Proximity Learning: how to bring training to where people are
An innovative approach to training that harnesses the digital channels people already use to reach them effectively and unhindered
4' min read
4' min read
"For the project management course, we have to bring a thousand people into the classroom, and then have them participate in the in-depth e-learning": this is a typical description of a training project that focuses on the two most used channels, face-to-face meetings and online courses.
These modes are effective and perceived as natural, inevitable by both planners and participants in training; but are they the only ones possible?

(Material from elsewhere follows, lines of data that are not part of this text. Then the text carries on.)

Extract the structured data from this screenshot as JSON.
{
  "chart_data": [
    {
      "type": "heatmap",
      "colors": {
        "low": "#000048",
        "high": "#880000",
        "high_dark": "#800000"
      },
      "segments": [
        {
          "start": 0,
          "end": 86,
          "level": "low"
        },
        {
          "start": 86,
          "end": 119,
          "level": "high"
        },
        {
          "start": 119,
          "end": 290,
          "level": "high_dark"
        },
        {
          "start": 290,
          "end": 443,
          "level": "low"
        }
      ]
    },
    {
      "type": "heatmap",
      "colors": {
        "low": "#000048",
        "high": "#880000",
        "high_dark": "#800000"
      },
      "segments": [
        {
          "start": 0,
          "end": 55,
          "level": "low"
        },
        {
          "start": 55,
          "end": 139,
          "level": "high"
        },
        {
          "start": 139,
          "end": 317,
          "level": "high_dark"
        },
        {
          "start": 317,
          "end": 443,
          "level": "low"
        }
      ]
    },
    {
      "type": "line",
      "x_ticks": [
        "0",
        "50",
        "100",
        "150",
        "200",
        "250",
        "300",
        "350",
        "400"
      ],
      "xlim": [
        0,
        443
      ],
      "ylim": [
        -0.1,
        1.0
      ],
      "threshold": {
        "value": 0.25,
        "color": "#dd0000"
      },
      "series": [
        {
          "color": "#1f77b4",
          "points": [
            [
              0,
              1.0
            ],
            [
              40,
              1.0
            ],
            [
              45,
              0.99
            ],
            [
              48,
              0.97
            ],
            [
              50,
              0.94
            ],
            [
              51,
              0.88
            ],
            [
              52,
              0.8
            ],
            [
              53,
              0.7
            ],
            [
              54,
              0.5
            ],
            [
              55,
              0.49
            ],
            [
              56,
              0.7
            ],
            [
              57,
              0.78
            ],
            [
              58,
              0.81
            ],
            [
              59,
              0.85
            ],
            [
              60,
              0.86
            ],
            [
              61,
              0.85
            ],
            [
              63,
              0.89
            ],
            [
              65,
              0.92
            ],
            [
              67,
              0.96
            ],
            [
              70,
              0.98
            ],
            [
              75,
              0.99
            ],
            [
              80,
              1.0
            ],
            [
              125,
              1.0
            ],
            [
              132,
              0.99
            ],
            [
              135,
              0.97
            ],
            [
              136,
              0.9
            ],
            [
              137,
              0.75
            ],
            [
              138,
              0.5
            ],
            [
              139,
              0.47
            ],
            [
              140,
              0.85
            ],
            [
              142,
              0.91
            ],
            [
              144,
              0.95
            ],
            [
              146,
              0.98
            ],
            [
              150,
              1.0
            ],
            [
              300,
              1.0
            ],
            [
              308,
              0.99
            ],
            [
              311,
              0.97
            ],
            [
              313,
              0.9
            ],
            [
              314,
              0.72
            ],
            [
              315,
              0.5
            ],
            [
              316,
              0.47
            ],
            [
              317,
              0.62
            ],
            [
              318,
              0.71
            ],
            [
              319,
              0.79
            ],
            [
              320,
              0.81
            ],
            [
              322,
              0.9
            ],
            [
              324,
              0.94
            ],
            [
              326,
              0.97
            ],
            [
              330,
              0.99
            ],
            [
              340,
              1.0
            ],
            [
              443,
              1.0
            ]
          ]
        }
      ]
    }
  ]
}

In reality, people in organisations have always developed their technical and behavioural skills even in a thousand less structured and formal contexts than the classroom and e-learning: conversations with bosses and colleagues, social networking, company chats... these are all occasions in which people are not 'led' to training, because training is already there waiting for them, distributed in the tools and places of work.
E-learning and friction
If for classroom training an obvious obstacle is the need to travel to the course venue and invest at least half a day of one's time, for online training a different limitation intervenes: friction.
Friction' is the set of obstacles one encounters when using any online service, be it an e-learning course or a purchase on an e-commerce website: the big online services, from Amazon on down, invest heavily in the user experience, i.e. in making sure that the shopping experience is smooth and frictionless, from filling the shopping cart to payment.
Traditional' e-learning inevitably has its fair share of friction.